The process of making work for me is therapy, I can be really dramatic and say I make things so I don't perish. Especially relevant when we are talking about the lead up and creation of this show. When I speak about themes of isolation and self-imposed ostracism, it is intimate and it is personal, because I have to have strong emotions dominate in order to make the work. These don't always have to be 'positive' emotions, often I am compelled to paint in times of darkness, because creating an output of any kind is preferable to being idle. Always better moving than standing still and all that jazz. Resolution is such a loaded word, it's pretty joyful and hopeful really, which is where I recognise this body of work ended up, which makes me feel really centred and content. I love that hindsight enables me to look back and see where I started this and where it's ended up. Some 'endings' aren't finite, it's important to realise that the process of resolving burden is an ongoing flow of experiences, and if I can stay afloat and bob along with the current, I can always find some way of creating.
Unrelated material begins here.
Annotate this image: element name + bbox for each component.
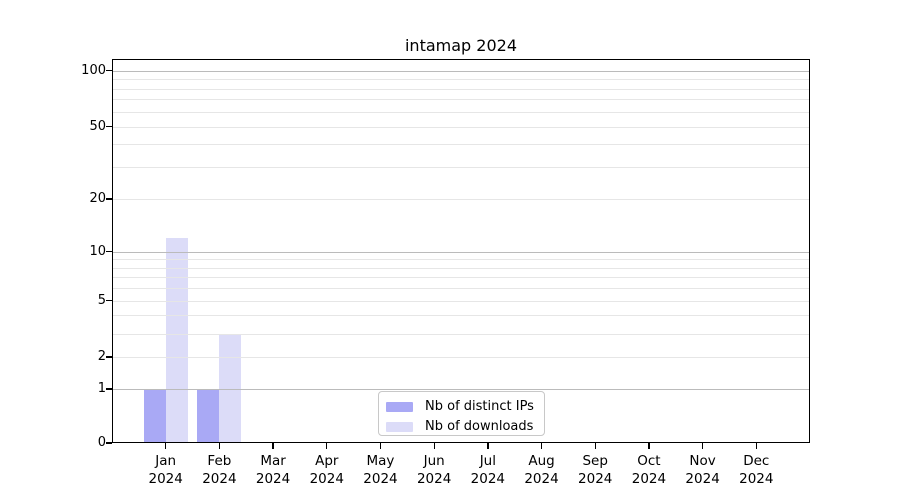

Snug Succour sees you broaden your direction and experiment with new mediums. Being a self taught artist are you always seeking to challenge yourself? How important do you think is it to establish a signature sense of visual style and just as important to break people’s expectations?

I was discussing this conundrum yesterday, I can't ever imagine a time when I stop pushing and challenging myself to broaden my practice and the mediums I employ. At the same time I have to mention that I am afforded this freedom because I am an early career artist. I'm still exploring possibilities, and hope to never stop, but pressures change when you establish yourself and people begin to 'expect' a similar output from you. Exceeding peoples expectations is still something I am aiming for right now. I think being self-taught fills you with this sense of agency to explore and maybe a touch of un-hinged audacity to dive in blind, in a sense. Sculpture which was brand new to my practice last year, something I had never tried to do before, until I told Boom Gallery that it would be apart of my show. I didn't have a choice but to figure it out, I didn't give myself an option to fail really, I had to make the work. The same thing goes for creating textile works for my new show, never done it before, promised the gallery it would be in the show, so went and figured it out. It is pretty thrilling to know that there are so many different ways to express an art practice, so many mediums I can mould my visual style onto - who knows where it will head.

Following a very busy 2017 and now running straight out of the gate in 2018 with a solo exhibition what can we expect this year? Are there any dream collabs or people you’d love to exhibit alongside?

Indeed life is always very busy busy, I prefer it frantic, so in keeping with the theme, a lot is on the boil for 2018. I have another solo show in Melbourne in November to start planning, and will be showing some work in a gallery on the Gold Coast, which will be my first outing in QLD. After an email I received this morning (eeek!) I will be working with a dream collab partner to show some work with them, alongside some of my biggest art crushes. The last week has been wild, so more of that, more painting and creating. Collaboration is a bit of a buzz word at the moment, but I'm all about it, I have made work in tandem with other artists in the past, and have a million ideas for projects in the future, I just need to keep putting the positive energy in, and staying open to energies around me.